We’re done with the dimensional model - move on by pressing “Next”. - Leave the default selections on page 6 and press Finish:

- Add four SQL Server Destination components to the data flow task and name them “Facts”, “MSA”, “Time Period” and “Employment Category”. Bind the DataDefractor outputs to their respective outputs then select each destination, map it to the appropriate relational table in the Employment BI database and map the columns from the DataDefractor output to the appropriate table fields. For example, the ID columns must be mapped to the PK_ and FK_ columns in the destination components:

Note the warning signs in the destination - they are caused by the fact that DataDefractor emits 1000 varchar data for the dimension names and attributes, while the schema generation wizard creates shorter fields. You can resolve this by modifying the size of the DataDefractor output columns in the “SSIS Advanced Editor”. - Run the SSIS project to populate the relational model, then deploy the SSAS cube and process it.

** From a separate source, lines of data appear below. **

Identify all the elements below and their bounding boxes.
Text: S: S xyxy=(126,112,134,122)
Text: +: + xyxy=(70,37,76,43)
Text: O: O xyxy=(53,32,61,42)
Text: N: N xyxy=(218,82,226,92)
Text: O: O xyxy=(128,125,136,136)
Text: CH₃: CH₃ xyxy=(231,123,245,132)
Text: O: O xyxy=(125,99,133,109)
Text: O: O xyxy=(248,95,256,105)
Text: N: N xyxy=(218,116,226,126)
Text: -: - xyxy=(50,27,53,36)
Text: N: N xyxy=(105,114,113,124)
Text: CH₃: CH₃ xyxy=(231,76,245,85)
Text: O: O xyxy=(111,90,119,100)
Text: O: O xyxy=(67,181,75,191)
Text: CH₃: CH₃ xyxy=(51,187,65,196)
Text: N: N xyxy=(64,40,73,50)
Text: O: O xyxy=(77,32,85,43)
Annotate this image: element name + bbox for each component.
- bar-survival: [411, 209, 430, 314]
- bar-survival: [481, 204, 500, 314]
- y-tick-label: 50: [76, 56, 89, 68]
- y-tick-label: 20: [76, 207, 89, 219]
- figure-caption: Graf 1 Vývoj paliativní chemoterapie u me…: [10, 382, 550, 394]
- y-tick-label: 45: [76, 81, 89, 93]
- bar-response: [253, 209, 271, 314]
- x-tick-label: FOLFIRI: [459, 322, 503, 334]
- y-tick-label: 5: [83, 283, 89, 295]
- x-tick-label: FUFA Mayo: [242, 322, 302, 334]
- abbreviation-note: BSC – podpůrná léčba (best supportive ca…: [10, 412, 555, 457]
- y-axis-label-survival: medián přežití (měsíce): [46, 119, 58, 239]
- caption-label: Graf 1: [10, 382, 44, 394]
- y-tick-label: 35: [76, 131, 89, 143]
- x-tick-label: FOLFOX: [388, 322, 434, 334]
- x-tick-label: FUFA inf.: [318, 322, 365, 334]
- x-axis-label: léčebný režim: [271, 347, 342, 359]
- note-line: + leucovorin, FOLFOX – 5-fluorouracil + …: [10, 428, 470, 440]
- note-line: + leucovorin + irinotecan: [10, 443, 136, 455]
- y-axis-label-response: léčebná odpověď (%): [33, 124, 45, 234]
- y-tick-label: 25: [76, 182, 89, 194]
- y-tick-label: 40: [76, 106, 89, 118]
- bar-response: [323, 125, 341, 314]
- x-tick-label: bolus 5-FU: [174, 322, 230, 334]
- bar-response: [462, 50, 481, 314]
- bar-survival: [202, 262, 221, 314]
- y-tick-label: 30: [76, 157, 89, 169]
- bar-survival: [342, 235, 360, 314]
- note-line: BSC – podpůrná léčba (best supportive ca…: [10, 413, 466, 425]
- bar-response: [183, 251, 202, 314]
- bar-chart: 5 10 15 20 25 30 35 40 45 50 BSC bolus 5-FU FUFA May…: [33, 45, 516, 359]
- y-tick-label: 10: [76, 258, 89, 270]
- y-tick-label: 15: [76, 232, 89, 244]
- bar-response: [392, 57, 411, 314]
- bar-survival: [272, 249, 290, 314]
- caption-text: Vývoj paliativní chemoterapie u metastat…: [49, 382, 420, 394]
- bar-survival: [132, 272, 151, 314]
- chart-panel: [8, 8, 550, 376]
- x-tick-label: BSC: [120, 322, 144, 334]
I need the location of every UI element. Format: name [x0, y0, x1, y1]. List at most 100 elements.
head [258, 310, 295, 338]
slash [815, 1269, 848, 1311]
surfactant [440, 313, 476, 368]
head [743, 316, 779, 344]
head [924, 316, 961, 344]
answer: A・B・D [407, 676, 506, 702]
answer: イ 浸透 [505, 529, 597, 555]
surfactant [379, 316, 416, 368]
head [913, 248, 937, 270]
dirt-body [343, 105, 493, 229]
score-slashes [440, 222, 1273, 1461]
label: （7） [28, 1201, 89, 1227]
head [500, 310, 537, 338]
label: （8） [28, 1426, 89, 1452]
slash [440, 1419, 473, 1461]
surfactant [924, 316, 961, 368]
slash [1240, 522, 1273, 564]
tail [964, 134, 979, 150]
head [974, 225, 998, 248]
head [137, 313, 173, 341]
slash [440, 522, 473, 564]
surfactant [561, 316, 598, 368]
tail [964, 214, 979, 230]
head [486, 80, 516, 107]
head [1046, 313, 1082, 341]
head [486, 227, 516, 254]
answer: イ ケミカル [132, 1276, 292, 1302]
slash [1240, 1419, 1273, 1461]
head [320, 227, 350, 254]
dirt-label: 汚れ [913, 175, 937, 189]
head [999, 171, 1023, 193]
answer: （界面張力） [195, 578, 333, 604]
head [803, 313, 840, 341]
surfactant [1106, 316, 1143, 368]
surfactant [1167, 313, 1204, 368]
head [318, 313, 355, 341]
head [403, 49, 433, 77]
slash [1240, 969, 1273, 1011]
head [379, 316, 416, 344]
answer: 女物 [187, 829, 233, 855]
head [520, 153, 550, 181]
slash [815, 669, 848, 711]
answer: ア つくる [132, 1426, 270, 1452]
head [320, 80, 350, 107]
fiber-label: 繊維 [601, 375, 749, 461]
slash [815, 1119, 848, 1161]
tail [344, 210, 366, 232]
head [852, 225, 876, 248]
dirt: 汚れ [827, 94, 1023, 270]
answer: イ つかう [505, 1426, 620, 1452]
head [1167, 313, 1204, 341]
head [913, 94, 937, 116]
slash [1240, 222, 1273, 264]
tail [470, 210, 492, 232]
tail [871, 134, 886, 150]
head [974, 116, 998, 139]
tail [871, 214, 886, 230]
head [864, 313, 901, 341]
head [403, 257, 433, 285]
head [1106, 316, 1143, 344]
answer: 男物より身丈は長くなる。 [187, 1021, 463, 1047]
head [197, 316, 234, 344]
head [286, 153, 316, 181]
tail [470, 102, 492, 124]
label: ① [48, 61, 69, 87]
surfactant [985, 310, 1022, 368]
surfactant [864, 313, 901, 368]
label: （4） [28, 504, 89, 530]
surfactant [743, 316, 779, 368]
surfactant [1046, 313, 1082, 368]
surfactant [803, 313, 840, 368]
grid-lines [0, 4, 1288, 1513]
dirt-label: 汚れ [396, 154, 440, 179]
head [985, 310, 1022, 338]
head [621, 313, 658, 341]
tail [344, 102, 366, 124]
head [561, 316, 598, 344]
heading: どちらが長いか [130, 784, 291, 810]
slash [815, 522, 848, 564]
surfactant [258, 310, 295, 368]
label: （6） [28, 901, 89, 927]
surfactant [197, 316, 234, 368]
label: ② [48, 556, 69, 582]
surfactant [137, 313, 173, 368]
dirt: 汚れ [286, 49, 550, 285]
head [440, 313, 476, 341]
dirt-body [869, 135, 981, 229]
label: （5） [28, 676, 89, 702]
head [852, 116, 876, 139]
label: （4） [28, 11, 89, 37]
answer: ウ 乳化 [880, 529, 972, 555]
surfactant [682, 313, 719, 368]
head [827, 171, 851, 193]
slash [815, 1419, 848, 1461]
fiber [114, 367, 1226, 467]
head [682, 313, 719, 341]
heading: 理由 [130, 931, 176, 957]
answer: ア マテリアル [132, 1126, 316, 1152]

After this, you can browse the Employment part of the cube. Here’s a snapshot of the cube browser:
At this point we add a new SSIS data flow task and process the Unemployment data using another DataDefractor data flow task.
We end up with two measure groups with one measure per group.
There is only one thing left to do - make the Unemployment Rate measure aggregate by averaging the data points at lower levels.
The way we do this is by adding two new measures based on the same data column in the fact table - lets’ call them URC and URS. Then we make the URC measure aggregate using the “Count” aggregation rule and the URS measure use the “Sum” aggregation.
We hide the two measures, then create a calculated measure called “Unemployment Rate”. The MDX formula for this new measure is:
iif([Measures].[URC] = 0, Null, [Measures].[URS] / [Measures].[URC])
This pretty much wraps it up. We now have an analytical model containing employment and unemployment data created off of a seemingly unwieldy Excel source.